Accept what has happened. Acknowledge it. Learn the lesson from the experience and move on. The emotional baggage of our negative thinking only intensifies the pain and the length of time we experience this pain.
Remember: this too shall pass.
Youth
Apply This Concept
This is an excerpt from an article “Words that won Japan” that was written by Margaret Mason, Washington Post (September 17, 1990). Samuel Ullman originally wrote the essay on youth. It sends a message about how to live beautifully to men and women, old and young alike.
Youth is not a time of life; it is a state of mind; it is not a matter of rosy cheeks, red lips and supple knees; it is a matter of the will, a quality of the imagination, a vigor of the emotions; it is the freshness of the deep springs of life.
Youth means a temperamental predominance of courage over timidity of the appetite, for adventure over the love of ease. This often exists in a man of 60 more than a boy of 20. Nobody grows old merely by a number of years. We grow old by deserting our ideals.
Years may wrinkle the skin, but to give up enthusiasm wrinkles the soul. Worry, fear, self-distrust bows the heart and turns the spirit back to dust.

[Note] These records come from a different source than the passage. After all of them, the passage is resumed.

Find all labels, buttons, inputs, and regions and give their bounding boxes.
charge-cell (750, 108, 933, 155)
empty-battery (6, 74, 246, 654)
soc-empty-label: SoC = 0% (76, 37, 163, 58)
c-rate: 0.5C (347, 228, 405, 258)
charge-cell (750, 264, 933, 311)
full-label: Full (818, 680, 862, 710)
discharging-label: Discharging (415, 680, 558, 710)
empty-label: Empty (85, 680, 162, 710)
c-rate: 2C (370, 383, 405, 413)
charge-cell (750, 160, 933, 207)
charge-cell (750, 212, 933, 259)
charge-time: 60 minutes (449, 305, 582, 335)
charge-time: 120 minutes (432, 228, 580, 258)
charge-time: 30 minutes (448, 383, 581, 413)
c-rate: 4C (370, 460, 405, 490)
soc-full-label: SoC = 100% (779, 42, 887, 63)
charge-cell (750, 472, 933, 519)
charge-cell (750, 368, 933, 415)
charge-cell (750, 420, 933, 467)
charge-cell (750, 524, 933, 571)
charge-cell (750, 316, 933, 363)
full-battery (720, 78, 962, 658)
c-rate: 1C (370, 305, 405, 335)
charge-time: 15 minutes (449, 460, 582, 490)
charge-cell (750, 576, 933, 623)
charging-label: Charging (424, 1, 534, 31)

Whether 60 or 16, there is in every human being’s heart the lure of wonder, the unfailing childlike appetite of what’s next and the joy of the game of living. In the center of your heart and my heart there is a wireless station: so long as it receives messages of beauty, hope and cheer, courage and power from men and from the Infinite, so long are you young.
When the aerials are down, and your spirit is covered with snows of cynicism and the ice of pessimism, then you are grown old, even at 20, but as long as your aerials are up, to catch waves of optimism, there is hope that you may die young at 80.